Он скоренько сунул монетку в узкий ротик телефона-автомата и стал набирать номер. Он еще машинально улыбался, думая, наверно, о вороне, которая натянула нос хитрой лисе.
А потом я звонил… Я говорил, а краем глаза видел синеглазого: он ждал меня, чтобы досказать анекдот. Смотрел на меня и заранее опять улыбался своими невыразимо прекрасными, печальными глазами. Но тут его куда-то позвала сестра. Он ушел.
Этой же ночью он умер.
Я проснулся от торопливых шагов в коридоре, от тихих голосов многих людей… И почему-то сразу кольнуло в сердце: наверно, он. Выглянул из палаты в коридор – точно: стоит в коридоре такой телевизор, возле него люди в белых халатах, смотрят в телевизор, некоторые входят в палату, выходят, опять смотрят в телевизор. А там, в синем, как кусочек неба, квадрате прыгает светлая точка… Прыгает и оставляет за собой тусклый следок, который тут же и гаснет. А точечка-светлячок все прыгает, прыгает… То высоко прыгнет, а то чуть вздрагивает, а то опять подскочит и следок за собой вытянет. Прыгала-прыгала эта точечка и остановилась. Люди вошли в палату, где лежал… теперь уж труп; телевизор выключили. Человека не стало. Всю ночь я лежал потом с пустой душой, хотел сосредоточиться на одной какой-то главной мысли, хотел – не понять, нет, понять я и раньше пытался, не мог – почувствовать хоть на миг, хоть кратко, хоть как тот следок тусклый, – чуть-чуть бы хоть высветлилась в разуме ли, в душе ли: что же это такое было – жил человек… Этот и вовсе трудно жил.
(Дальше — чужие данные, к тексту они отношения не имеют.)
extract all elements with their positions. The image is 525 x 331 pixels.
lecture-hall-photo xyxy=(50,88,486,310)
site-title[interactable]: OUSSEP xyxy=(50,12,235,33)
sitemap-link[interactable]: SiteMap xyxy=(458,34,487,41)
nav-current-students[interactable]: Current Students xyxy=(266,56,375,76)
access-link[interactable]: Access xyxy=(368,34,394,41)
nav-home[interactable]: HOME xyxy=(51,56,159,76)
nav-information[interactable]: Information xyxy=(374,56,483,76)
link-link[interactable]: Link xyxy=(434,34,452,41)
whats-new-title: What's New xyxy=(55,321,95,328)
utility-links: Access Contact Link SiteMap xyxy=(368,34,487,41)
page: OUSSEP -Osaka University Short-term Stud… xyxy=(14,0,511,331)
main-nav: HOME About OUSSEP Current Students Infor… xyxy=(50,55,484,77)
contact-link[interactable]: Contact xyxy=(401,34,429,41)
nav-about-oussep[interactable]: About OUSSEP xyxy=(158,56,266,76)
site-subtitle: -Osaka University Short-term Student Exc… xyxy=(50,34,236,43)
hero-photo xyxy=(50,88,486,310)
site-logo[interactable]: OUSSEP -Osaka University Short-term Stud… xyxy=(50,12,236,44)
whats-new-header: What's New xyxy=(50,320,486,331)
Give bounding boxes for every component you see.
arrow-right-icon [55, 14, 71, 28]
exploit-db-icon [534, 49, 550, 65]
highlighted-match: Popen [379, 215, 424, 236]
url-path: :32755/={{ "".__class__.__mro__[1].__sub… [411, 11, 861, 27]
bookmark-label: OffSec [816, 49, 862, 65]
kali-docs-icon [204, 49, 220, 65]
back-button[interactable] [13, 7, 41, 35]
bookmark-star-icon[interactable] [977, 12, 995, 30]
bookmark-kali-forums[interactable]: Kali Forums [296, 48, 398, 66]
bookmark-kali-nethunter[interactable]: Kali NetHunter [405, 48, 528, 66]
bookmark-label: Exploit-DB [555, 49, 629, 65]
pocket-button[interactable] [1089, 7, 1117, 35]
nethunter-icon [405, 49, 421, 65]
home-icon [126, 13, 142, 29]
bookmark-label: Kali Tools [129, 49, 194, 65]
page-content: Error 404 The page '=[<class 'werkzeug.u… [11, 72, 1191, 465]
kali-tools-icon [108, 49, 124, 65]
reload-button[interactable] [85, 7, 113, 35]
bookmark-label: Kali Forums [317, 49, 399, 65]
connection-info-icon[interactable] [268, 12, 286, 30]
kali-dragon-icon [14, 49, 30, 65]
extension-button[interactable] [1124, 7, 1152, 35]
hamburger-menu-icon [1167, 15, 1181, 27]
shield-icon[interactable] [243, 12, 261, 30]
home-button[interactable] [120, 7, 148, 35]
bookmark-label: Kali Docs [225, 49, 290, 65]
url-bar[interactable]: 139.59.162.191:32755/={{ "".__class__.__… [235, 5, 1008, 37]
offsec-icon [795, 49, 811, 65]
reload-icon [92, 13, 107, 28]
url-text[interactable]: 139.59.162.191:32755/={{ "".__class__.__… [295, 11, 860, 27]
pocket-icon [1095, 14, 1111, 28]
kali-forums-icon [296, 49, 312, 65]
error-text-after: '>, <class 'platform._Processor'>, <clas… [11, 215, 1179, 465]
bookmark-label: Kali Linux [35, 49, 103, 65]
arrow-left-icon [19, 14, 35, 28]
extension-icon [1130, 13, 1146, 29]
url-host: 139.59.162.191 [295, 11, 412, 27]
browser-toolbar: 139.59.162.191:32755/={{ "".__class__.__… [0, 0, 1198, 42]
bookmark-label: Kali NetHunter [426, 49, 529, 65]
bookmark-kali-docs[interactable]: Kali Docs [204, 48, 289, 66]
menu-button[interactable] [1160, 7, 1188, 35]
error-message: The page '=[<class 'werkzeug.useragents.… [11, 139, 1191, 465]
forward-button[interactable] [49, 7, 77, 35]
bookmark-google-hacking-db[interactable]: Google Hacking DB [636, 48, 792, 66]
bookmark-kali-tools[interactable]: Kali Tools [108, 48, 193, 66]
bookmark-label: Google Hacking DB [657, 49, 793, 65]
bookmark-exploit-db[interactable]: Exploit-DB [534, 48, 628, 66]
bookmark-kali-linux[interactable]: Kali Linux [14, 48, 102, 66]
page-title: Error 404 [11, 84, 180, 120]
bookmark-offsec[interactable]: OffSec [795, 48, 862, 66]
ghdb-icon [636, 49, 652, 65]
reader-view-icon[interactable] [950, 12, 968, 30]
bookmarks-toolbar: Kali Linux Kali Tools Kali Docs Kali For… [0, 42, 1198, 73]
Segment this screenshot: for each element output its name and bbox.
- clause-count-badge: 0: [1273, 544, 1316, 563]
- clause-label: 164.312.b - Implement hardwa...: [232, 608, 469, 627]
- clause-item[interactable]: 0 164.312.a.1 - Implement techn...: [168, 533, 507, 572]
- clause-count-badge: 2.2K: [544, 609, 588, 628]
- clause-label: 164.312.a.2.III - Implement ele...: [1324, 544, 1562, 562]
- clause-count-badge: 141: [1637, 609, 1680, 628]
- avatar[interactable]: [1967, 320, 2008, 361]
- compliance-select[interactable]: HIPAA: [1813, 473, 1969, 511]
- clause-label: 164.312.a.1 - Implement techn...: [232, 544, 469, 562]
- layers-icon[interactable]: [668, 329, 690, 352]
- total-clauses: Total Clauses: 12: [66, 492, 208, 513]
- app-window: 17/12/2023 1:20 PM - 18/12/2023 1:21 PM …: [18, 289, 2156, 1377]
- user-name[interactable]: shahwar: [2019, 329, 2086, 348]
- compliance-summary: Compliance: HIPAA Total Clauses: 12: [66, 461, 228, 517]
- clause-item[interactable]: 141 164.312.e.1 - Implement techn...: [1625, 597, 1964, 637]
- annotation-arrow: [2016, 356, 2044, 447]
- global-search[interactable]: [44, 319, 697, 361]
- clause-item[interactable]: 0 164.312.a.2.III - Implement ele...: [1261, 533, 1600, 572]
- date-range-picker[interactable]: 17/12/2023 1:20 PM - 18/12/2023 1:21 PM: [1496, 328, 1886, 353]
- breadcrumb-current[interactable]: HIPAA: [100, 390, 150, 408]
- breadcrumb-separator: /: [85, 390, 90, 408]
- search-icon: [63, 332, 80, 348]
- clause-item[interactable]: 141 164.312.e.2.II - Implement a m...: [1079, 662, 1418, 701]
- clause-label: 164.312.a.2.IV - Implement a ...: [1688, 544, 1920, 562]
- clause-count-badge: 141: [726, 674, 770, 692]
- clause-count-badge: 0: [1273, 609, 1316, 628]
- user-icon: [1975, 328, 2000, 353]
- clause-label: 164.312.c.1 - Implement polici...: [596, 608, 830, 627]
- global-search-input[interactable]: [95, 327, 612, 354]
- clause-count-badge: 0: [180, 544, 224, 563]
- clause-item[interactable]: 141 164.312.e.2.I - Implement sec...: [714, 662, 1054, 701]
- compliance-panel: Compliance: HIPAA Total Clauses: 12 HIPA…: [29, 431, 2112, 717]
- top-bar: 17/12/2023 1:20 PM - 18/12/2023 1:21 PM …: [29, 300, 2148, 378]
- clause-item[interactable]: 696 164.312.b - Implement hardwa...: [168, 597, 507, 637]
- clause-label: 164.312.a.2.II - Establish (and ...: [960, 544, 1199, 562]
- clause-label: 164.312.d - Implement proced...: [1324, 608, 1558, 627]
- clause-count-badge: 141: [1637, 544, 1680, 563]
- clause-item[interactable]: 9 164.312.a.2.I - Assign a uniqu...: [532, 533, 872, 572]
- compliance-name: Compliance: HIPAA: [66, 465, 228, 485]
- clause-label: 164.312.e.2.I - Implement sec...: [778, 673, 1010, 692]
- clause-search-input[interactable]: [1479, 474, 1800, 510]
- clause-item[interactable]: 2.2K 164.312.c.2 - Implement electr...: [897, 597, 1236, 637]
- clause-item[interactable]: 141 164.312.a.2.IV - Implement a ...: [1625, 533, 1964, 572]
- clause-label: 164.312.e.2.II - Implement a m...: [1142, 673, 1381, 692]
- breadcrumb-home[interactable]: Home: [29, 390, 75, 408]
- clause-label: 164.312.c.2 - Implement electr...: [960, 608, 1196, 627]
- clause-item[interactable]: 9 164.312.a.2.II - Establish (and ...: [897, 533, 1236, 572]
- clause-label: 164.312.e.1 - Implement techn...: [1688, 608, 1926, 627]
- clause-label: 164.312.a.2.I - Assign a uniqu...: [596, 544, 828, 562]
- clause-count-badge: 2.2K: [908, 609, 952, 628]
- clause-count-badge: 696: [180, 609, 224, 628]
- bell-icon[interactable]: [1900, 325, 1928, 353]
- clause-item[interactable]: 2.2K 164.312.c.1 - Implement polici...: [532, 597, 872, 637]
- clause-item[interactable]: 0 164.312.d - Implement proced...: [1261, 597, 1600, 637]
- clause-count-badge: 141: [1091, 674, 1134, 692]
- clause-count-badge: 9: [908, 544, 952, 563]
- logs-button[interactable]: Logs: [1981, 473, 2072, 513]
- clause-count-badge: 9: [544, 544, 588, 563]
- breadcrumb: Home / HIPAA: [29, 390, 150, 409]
Значит, нужно, что ли, чтобы мы жили? Или как? Допустим, нужно, чтобы мы жили, то тогда зачем не отняли у нас этот проклятый дар – вечно мучительно и бесплодно пытаться понять: «А зачем все?» Вон уж научились видеть, как сердце останавливается… А зачем все, зачем! И никуда с этим не докричишься, никто не услышит. Жить уж, не оглядываться, уходить и уходить вперед, сколько отмерено. Похоже, умирать-то – не страшно.
Это не рассказы, это были заготовки к рассказам. Я знал по опыту, что заготовки надо записывать подробнее, а то я сам забывал, о чем хотел написать рассказ. И я стал записывать для каждого будущего рассказа – больше. И когда этих заготовок скопилось много и я их перечитал, я увидел, что больше мне рассказывать нечего, все, что хотелось рассказать, я рассказал.
Объявился некий сказитель. Да так врет складно, так складно. Кинулись его записывать, а у него ставка: четыре рубля одна поэтическая штука.